Кэт запустила в него лист салата. Саймон увернулся. Салат влажно шлепнулся на пол.

– Господи, как мне это нравится. Нравится, нравится, нравится! – Саймон рухнул на старый кухонный диван. – Если бы вы только знали, каково это было, когда вас не было, а здесь были чужие люди, и я не мог просто прийти и…

– Ты говорил нам, – сказал Сэм, бросая фишки с буквами в зеленый мешочек на шнурке, – что это было ужасно.

– Да, где-то миллион триллионов раз.

– Значит, ты по нам скучал. Вот что получается.

– Сай, можешь открыть эту бутылку? Сэм, положи циновки на стол. Ханна…

– Мне надо в туалет, мне прямо очень-преочень надо!

– Мам, пусть она перестанет так делать, она всегда так делает, она просто хочет сбежать, чтобы ничего не делать, ей вообще не надо в туалет!

– Хватит жаловаться.

Саймон стал рыться в ящике в поисках штопора.

– Знаешь, – сказал он Кэт, – это «очень-преочень» в духе нашего отца. Вот правда.

– Он может повидаться с нами, когда вернется. Не надо раздувать из этого трагедию.

Ричард Серрэйлер, отец Саймона и Кэт, объявил, что будет в отпуске, когда семья Дирбон вернется из Австралии.

– Но он не ездит в отпуск. Он ненавидит отпуска. И что он будет делать на Мадейре две недели, господи?

– Принимать солнечные ванны?

– Он ненавидит солнце.

– Он просто не хочет делать событие из того, что мы вернулись после девяти месяцев отсутствия, – он хочет сделать вид, что мы не уезжали вовсе, и к тому времени, как он вернется, ощущение будет именно такое. На самом деле, – сказала она, ставя миску с салатом на стол, – оно уже такое.

– Господи, сестренка, я рад, что ты дома.

Она слегка ему улыбнулась, нагнувшись, чтобы достать рыбу из духовки.

– Крикни Криса, ладно? Он, наверное, заснул вместе с Феликсом. У Криса ужасный джетлаг.

Но Крис Дирбон зашел на кухню, ероша себе волосы, в тот самый момент, когда она произносила эти слова.

– Кажется, я заснул, – сказал он с растерянным лицом.

– Судя по всему, Феликс тоже.

– Полчаса назад. – Он разлил вино по бокалам и передал один Саймону. – За то, что вы дома!

– В Австралии мы ужинали на улице почти каждый день. Мы устраивали барбекю на пляже. И у нас было барбекю в саду, оно шло вместе с домом. Там у всех есть барбекю – они называют их барби, как дурацких кукол Ханны.
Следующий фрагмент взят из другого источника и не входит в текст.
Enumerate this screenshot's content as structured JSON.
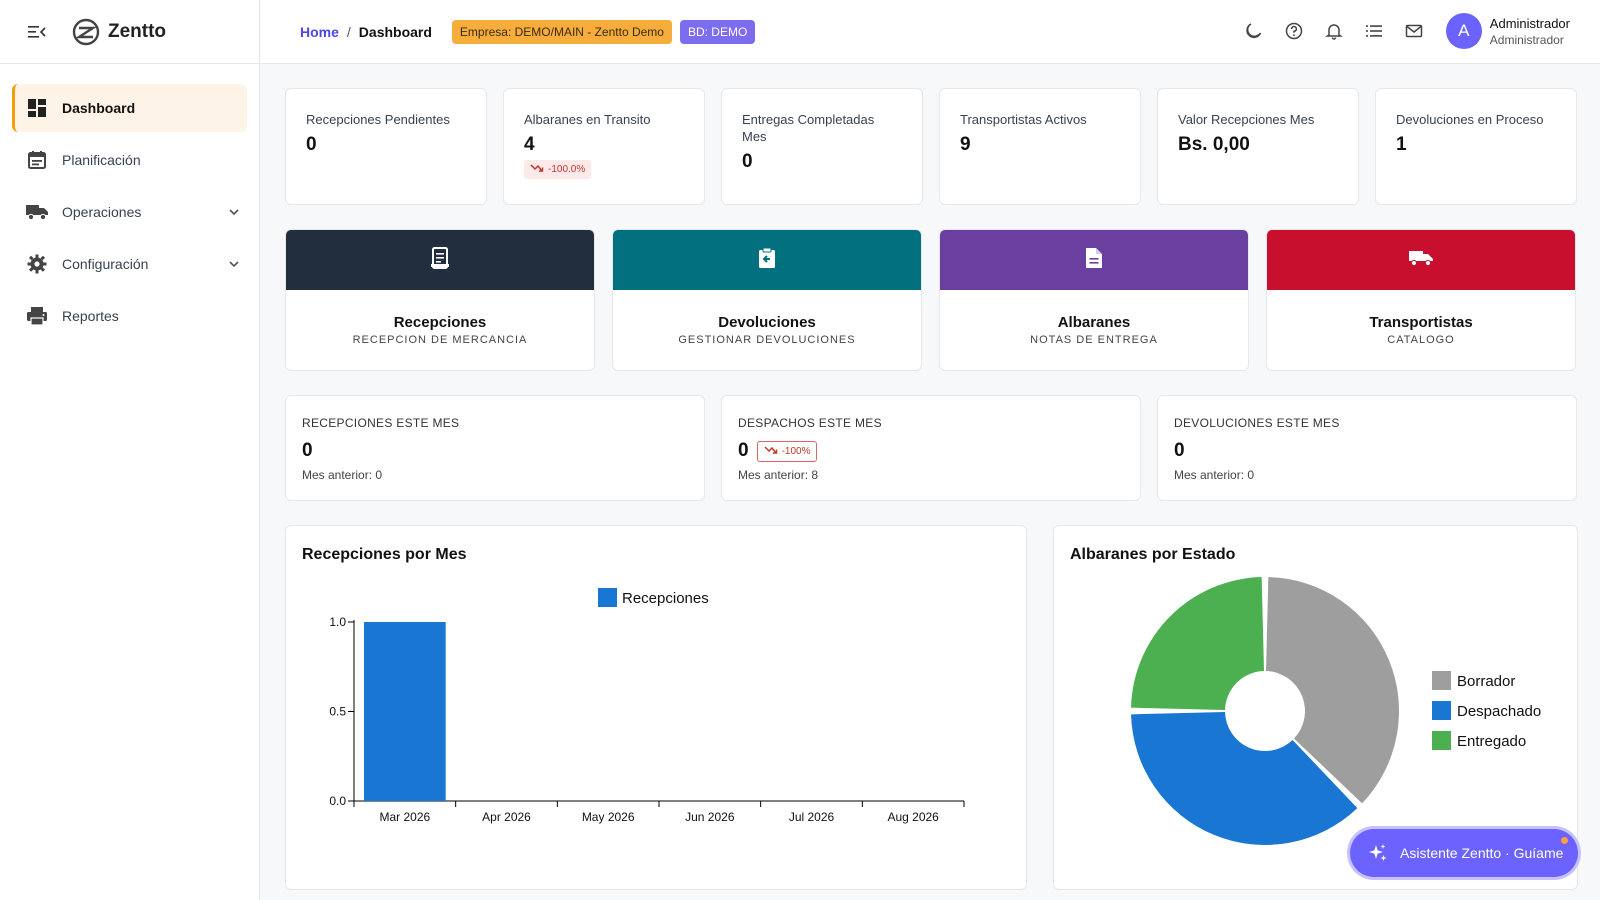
{
  "brand": {
    "name": "Zentto"
  },
  "sidebar": {
    "items": [
      {
        "label": "Dashboard",
        "icon": "dashboard-icon",
        "active": true
      },
      {
        "label": "Planificación",
        "icon": "calendar-icon"
      },
      {
        "label": "Operaciones",
        "icon": "truck-icon",
        "expandable": true
      },
      {
        "label": "Configuración",
        "icon": "gear-icon",
        "expandable": true
      },
      {
        "label": "Reportes",
        "icon": "printer-icon"
      }
    ]
  },
  "header": {
    "breadcrumb": {
      "home": "Home",
      "separator": "/",
      "current": "Dashboard"
    },
    "badge_empresa": "Empresa: DEMO/MAIN - Zentto Demo",
    "badge_bd": "BD: DEMO",
    "icons": [
      "moon-icon",
      "help-icon",
      "bell-icon",
      "list-icon",
      "mail-icon"
    ],
    "user": {
      "initial": "A",
      "name": "Administrador",
      "role": "Administrador"
    }
  },
  "kpis": [
    {
      "label": "Recepciones Pendientes",
      "value": "0"
    },
    {
      "label": "Albaranes en Transito",
      "value": "4",
      "trend": "-100.0%"
    },
    {
      "label": "Entregas Completadas Mes",
      "value": "0"
    },
    {
      "label": "Transportistas Activos",
      "value": "9"
    },
    {
      "label": "Valor Recepciones Mes",
      "value": "Bs. 0,00"
    },
    {
      "label": "Devoluciones en Proceso",
      "value": "1"
    }
  ],
  "tiles": [
    {
      "title": "Recepciones",
      "subtitle": "RECEPCION DE MERCANCIA",
      "color": "#222d3d",
      "icon": "receipt-icon"
    },
    {
      "title": "Devoluciones",
      "subtitle": "GESTIONAR DEVOLUCIONES",
      "color": "#03707f",
      "icon": "return-icon"
    },
    {
      "title": "Albaranes",
      "subtitle": "NOTAS DE ENTREGA",
      "color": "#6b3fa0",
      "icon": "document-icon"
    },
    {
      "title": "Transportistas",
      "subtitle": "CATALOGO",
      "color": "#c8102e",
      "icon": "truck-icon"
    }
  ],
  "month_stats": [
    {
      "label": "RECEPCIONES ESTE MES",
      "value": "0",
      "previous": "Mes anterior: 0"
    },
    {
      "label": "DESPACHOS ESTE MES",
      "value": "0",
      "trend": "-100%",
      "previous": "Mes anterior: 8"
    },
    {
      "label": "DEVOLUCIONES ESTE MES",
      "value": "0",
      "previous": "Mes anterior: 0"
    }
  ],
  "chart_data": [
    {
      "type": "bar",
      "title": "Recepciones por Mes",
      "categories": [
        "Mar 2026",
        "Apr 2026",
        "May 2026",
        "Jun 2026",
        "Jul 2026",
        "Aug 2026"
      ],
      "series": [
        {
          "name": "Recepciones",
          "values": [
            1,
            0,
            0,
            0,
            0,
            0
          ],
          "color": "#1976d2"
        }
      ],
      "ylim": [
        0,
        1
      ],
      "yticks": [
        "0.0",
        "0.5",
        "1.0"
      ],
      "legend": "top-center"
    },
    {
      "type": "pie",
      "title": "Albaranes por Estado",
      "labels": [
        "Borrador",
        "Despachado",
        "Entregado"
      ],
      "values": [
        3,
        3,
        2
      ],
      "colors": [
        "#9e9e9e",
        "#1976d2",
        "#4caf50"
      ],
      "legend": "right"
    }
  ],
  "assistant": {
    "label": "Asistente Zentto · Guíame",
    "icon": "sparkle-icon"
  }
}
– Тебе бы хотелось остаться там, Сэм?

– Ну да, наверное.

– А мне нет, – сказала Ханна. – Я скучала по своим друзьям, и по своим пони, и по своей кровати, и по дяде Саймону я скучала больше всего!

Сэм громко засопел сквозь зубы.

Саймон оглянул стол и посмотрел на всех них. Он чувствовал прилив чистой и невероятной радости.

– Ты получаешь больше денег, когда ты старший суперинтендант? – спросил Сэм.

– Чуть-чуть больше.

– И ты занимаешься более интересными вещами? Более важными делами?

– Иногда. Но мои действительно важные дела, как правило, бывают вместе с ГРСИ.

– Почему?

– Нас зовут именно потому, что они важные…

– Группа Реагирования на Серьезные Инциденты. Я думал, все, чем занимается полиция, серьезно.

– Да.

– Тогда я не понимаю…

– Ешь свою рыбу, Сэм.

– Когда у них не получается раскрыть дело самостоятельно, вы – их последняя надежда?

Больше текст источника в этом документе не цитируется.